Based on what I know about the period, for me it's more a case of why would other countries help a weakened England? England at that time was strong, but not the strongest fish in the pond. So why would one help a small fish to swallow bigger ones? Spain was already in decline, the Holy Roman Empire was fading, France took advantage of all of those to enlarge itself and became (again) a great power in Western Europe. All of those countries were able to help England, but why would they ? France had been England's opponent for too long, Spain could somehow claim some parts of England (very shaky claims but eh.), HRE had basically no reason to help or not to help. The Hanseatic League COULD have helped England, but the Parliament may have had better connections than the king with them.

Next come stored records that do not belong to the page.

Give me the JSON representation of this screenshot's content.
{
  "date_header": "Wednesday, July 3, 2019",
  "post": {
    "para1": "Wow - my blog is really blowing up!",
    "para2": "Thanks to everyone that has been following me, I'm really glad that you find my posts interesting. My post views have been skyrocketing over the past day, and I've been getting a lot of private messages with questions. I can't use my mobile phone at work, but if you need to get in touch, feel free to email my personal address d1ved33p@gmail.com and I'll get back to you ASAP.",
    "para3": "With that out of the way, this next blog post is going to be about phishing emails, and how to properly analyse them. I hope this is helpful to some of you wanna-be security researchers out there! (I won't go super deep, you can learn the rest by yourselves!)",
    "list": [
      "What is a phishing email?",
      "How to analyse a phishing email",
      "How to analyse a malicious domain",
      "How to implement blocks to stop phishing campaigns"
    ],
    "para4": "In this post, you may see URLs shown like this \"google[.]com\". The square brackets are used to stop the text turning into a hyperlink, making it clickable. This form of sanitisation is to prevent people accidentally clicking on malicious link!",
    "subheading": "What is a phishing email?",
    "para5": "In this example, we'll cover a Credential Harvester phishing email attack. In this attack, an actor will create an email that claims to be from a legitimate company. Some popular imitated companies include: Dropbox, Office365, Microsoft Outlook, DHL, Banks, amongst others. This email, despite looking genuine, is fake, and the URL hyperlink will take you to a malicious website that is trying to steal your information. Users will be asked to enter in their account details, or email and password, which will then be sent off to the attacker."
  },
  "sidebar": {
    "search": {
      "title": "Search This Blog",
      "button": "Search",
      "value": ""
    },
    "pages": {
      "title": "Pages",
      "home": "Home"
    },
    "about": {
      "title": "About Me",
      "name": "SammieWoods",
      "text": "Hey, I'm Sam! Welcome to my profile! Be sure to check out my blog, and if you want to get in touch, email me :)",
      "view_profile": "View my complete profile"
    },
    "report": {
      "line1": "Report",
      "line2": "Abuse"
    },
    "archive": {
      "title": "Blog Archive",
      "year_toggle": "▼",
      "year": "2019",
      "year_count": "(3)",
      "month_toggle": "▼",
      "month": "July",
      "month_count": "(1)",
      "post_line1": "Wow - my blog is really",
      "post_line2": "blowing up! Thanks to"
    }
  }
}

The Northern countries may have been able to help, but once again I do not recall any alliance at that time...

The real one that could have helped was Portugal tho, its economy was flourishing, they were England's ally (and still are, but then...) and if I recall correctly were also tied to English's monarchs. They might have not send money because of religious thoughts, I'm pretty sure most Christians didn't have right to borrow money or loan it, except to some banks (Thinking of Florentine's bank and the Hapsburg's one, can't find its name...)

  • Wouldn't the Roman Catholic world (esp. France and Spain) want to strengthen a King who, if not openly pro-Roman Catholic, had a Roman Catholic (French) wife and was certainly more favorable to them than a strongly Protestant Parliament?
    – Steve Bird
    Commented Feb 3, 2017 at 9:44
  • I think they didn't see the Parliament as able to overthrow the king and form a stronger and more stable government, in France it was commonly accepted that Kings were mandatory to avoid civil wars, and that a good King was for the better while bad Kings were supposedly a punishment for bad behavior (the "Divine right of kings" could be interpreted both ways.) Also, Roman Catholic world could have invaded to "Save the good people" that were "oppressed" by that horrid Protestant Parliament!